CMVM não pediu para ter acesso ao relatório da EY sobre a CGD

Gabriela Dias,  presidente da Comissão do Mercado de Valores Mobiliários (CMVM)
Gabriela Dias, presidente da Comissão do Mercado de Valores Mobiliários (CMVM)

O regulador do mercado de capitais apenas tem a competência de supervisão sobre a atuação dos auditores desde 2016.

A Comissão do Mercado de Valores Mobiliários (CMVM) não teve acesso à auditoria feita pela EY aos atos de gestão na Caixa Geral de Depósitos entre 2000 e 2015. A presidente do supervisor revelou, num encontro com jornalistas, que a “CMVM não teve acesso ao relatório, não pediu para ter e não tinha que ter”.

No entanto, Gabriela Figueiredo Dias realça que “o auditor está sob a nossa supervisão e sob o nosso radar”. E não descarta que, no âmbito da supervisão das auditoras, venha a solicitar o documento preparado pela EY. “Vamos verificar se o auditor cumpriu as regras e as aplicou adequadamente”.

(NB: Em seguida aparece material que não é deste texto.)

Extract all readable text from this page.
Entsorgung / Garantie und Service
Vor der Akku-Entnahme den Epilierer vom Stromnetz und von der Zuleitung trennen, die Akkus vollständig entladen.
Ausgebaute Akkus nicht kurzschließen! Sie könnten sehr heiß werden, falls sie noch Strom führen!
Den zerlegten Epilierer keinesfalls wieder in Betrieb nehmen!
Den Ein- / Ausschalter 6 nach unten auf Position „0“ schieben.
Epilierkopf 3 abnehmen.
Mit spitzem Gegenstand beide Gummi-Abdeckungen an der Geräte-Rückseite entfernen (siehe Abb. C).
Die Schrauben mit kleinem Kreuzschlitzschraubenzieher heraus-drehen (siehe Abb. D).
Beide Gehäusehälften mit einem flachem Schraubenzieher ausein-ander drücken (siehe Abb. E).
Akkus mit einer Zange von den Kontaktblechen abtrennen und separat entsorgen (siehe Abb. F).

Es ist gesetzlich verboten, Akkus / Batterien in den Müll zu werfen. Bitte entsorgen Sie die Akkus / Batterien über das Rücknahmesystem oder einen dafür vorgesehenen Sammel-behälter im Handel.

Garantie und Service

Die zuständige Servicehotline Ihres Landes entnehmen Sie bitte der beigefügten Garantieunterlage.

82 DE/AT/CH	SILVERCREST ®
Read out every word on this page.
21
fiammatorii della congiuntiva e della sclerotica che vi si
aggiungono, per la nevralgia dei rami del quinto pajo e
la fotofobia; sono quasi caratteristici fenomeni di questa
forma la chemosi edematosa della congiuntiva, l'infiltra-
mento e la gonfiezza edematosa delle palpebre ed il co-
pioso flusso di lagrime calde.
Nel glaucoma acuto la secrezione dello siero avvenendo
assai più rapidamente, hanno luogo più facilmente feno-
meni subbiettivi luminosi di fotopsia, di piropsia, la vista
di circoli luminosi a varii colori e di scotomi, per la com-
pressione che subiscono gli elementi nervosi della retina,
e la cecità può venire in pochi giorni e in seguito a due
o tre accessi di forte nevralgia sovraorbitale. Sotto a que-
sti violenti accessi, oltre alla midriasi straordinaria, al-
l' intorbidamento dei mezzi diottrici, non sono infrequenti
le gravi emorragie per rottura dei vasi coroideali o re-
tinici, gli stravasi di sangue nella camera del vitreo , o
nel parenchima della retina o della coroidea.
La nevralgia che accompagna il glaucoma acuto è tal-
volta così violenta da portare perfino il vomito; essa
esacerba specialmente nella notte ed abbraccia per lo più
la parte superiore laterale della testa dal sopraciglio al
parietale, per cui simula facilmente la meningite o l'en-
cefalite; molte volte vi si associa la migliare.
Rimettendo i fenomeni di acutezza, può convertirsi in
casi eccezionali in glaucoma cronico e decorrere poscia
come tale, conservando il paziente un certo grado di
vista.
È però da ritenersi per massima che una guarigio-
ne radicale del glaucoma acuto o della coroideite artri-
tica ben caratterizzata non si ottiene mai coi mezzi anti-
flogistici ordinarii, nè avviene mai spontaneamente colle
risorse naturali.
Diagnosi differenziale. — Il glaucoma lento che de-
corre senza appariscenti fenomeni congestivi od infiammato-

A CMVM apenas tem a competência de supervisão de auditoras desde 2016. E a presidente do supervisor admite que dificilmente existirá uma avaliação às entidades que auditaram as contas da Caixa Geral de Depósitos entre 2000 e 2008. Entre este ano até 2016, a atuação dos auditores era vigiada pelo Conselho Nacional de Supervisão e Auditoria, que incluía a CMVM, o supervisor do setor dos seguros e o Banco de Portugal.

Nesse sentido, Gabriela Figueiredo Dias admite que a CMVM “em teoria” teria poder para avaliar as auditoras da CGD entre 2008 e 2016. Antes disso, a presidente do supervisor financeiro diz que a atuação já foi muito diluída no tempo e que apenas poderá ter impacto na avaliação das idoneidades.

Esta semana foram conhecidas as conclusões do relatório preliminar da EY sobre os atos de gestão do banco público entre 2000 e 2015. Foram detetados créditos de risco e que não respeitaram as regras que resultaram em prejuízos de cerca de 1,2 mil milhões de euros para o banco público.